Las pechugas en papel de plata, compraríamos pan en La Nave, dos manzanas pequeñas y un tomatico para untar y que no se haga bolo. Tras rellenar la cantimplora más grande de las dos que me prestó Josemari, es triste no tener de nada pero aquí se portó bien el chaval , introduje el sustento en la mochila y al levantarla ya noté que pesaba demasiado. Me asusté y cambié el agua fría de cantimplora, a la más pequeña, haciéndome la ilusión de que pesaba menos. Gorro de los Simpson muy apropiado, mío, y gafas de sol también adecuadas y mías. Crema solar que no falte. Cerré el petate y me lo eché a la espalda maldiciendo el momento en el que había tocado las cintas para hacer más amplios los tirantes. Sentí que me desnucaba con todo aquel peso cervicales abajo. Casi se me olvida, la cajita con la química: Antiinflamatorios, analgésicos, antihistamínicos, antiácidos y algún anti que no recuerdo. Llevaba unos días dopándome con ellas y esperaba que no me fallaran, siempre confié en la Medicina. Se me hacía tarde y no quería llegar con retraso al lugar en el que me esperaba Santiago y un amigo suyo, ya los imaginaba cacheados por los agentes y con explicaciones colgadas de los piolets. Así que me calcé mis inapropiadas botas de baloncesto, descartadas afortunadamente por lo que luego se verá, las zapatillas sudadas de loneta y me abracé a mi compañera no sin antes dejar una nota de despedida en la cocina y coger llaves, móvil y cartera.

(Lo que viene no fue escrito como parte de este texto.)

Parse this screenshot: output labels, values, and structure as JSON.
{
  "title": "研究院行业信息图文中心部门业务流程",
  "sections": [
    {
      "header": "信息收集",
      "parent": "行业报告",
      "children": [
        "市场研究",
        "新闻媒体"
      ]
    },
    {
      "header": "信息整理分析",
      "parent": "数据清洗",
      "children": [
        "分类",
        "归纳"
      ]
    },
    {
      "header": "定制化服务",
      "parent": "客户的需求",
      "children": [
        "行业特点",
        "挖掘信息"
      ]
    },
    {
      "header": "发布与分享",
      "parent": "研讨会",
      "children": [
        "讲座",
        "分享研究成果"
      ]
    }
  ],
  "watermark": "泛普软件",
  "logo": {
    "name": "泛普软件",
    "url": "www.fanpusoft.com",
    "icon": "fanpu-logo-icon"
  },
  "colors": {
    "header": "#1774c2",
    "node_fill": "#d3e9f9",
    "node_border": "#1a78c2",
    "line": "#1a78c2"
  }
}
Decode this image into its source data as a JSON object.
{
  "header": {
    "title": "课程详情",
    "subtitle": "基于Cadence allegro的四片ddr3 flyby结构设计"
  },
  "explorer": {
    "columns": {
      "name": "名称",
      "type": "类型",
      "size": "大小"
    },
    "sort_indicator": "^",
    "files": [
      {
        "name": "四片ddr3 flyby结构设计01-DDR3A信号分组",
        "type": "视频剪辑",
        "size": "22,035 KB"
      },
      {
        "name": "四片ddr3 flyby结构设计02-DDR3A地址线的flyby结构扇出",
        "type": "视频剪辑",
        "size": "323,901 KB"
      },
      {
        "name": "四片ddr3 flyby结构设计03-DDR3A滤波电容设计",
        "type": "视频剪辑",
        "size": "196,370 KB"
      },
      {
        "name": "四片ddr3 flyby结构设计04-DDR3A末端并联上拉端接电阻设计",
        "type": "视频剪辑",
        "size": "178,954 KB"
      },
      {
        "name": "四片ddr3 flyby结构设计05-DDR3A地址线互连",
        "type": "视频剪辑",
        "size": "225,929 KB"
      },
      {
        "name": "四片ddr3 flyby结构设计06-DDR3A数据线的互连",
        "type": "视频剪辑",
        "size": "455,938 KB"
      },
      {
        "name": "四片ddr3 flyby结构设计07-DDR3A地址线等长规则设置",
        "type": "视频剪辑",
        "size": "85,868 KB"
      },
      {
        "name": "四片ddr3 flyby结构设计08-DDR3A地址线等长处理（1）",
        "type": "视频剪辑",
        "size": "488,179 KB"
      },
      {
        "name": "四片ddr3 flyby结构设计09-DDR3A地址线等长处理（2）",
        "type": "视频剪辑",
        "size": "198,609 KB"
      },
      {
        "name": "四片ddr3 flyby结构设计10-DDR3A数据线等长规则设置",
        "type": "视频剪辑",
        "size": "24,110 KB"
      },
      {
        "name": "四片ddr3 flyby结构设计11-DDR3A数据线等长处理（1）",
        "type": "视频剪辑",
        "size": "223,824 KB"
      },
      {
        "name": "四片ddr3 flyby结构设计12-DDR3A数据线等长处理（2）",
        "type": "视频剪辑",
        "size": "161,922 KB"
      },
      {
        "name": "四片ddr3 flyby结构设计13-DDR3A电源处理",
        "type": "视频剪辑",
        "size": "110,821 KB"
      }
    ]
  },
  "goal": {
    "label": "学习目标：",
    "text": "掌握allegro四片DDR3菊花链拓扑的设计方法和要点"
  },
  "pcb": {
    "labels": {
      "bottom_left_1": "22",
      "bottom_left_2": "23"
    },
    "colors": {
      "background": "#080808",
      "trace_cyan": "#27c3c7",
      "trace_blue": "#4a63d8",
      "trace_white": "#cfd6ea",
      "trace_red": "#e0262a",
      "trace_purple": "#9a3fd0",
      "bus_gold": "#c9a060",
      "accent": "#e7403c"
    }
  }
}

Nada más salir a la calle noté que mis hombros no se aclimataban a la coqueta mochila del coronel caqui, debería ajustarla antes de la ascensión. Se estaba mejor que en casa, atosigado por el calor y la responsabilidad. Puede que sean imaginaciones pero creo que las putas, los vagabundos insomnes y los borrachos de regreso, me miraban con admiración. Si me llegan a ver con las gafas y la gorra... A lo lejos vi una furgoneta ocupada por dos personas, qué puntuales, y apreté la marcha para no hacerles esperar. Cuando el semáforo se puso en verde aceleraron dejándome con cara de preocupación y mirada de reojo al de la metralleta. La estampa se deshizo cuando la enorme furgoneta que nos llevaría hasta el aparcamiento de un centro comercial en Huesca, me lanzó una ráfaga. Estaba unos metros más atrás de la zona de conflicto con la autoridad y ello me hizo alabar su prudencia. El sobrino de Santiago, el cuarto pasajero, no nos acompañará. Demasiados partidos de tenis el viernes por la tarde. Es quince de Agosto, Día de la Virgen, y comienza el viaje.
La autovía de Huesca está más negra que mis pensamientos y la furgoneta blanca con las ventanillas bajadas, a ver si me da un ataque de alergia, cabalga hacia el punto de encuentro con Josemari que baja del pueblo. Hablamos de la montaña, de mi inexperiencia, de sus ascensiones, de que es un paseo, del pobre Óscar que anda colgado en el Latok a 6300 metros, con una pierna rota y un brazo también. Estoy siguiendo la aventura de su rescate con una cercanía que nunca hubiera podido imaginar, los montañeros siempre me han parecido gente rara, de esa que arriesga su vida y de paso la de los demás. Ahora empiezo a verlo de otro modo, a mirar con gafas polarizadas y crema en los labios. Los Ibones Azules son mi particular cordillera paquistaní. Santiago lo ve difícil pero no imposible, son tíos muy buenos, picos de oro y con los huevos pelaos. Si la suerte acompaña todo acabará pronto. Han salido a buscarle lo mejor de lo mejor, la generación dorada del alpinismo español ya va de camino. Espero que tenga razón.
Cuando llegamos todavía Josemari no estaba, se oye música a lo lejos, son incansables estos peñistas, pero bajamos a estirar las piernas. Muy pronto el dulce rugir de los caballos de un inmaculado vehículo aparca junto a nosotros. Sacamos las mochilas, Santiago no quiere chaqueta pero sí los bastones, y las colocamos en el maletero. Veo que los dos van con pantalón largo y con botas como Dios manda. Empezamos bien. Rumbo a Panticosa según el horario previsto, creo que La Ronda de Boltaña ya atronaba los altavoces del coche, hay que ambientarse. Óscar vuelve al centro de la conversación a tres bandas en pocos minutos. Hasta el de Al filo de lo imposible ha ido a echar una mano y gente que estaba ganado el sueldo del año llevando a ricachones a hacerse una foto en las cumbres no ha dudado en acudir a la llamada. Me quedo pensando un buen rato. Me parece que los raros somos los demás.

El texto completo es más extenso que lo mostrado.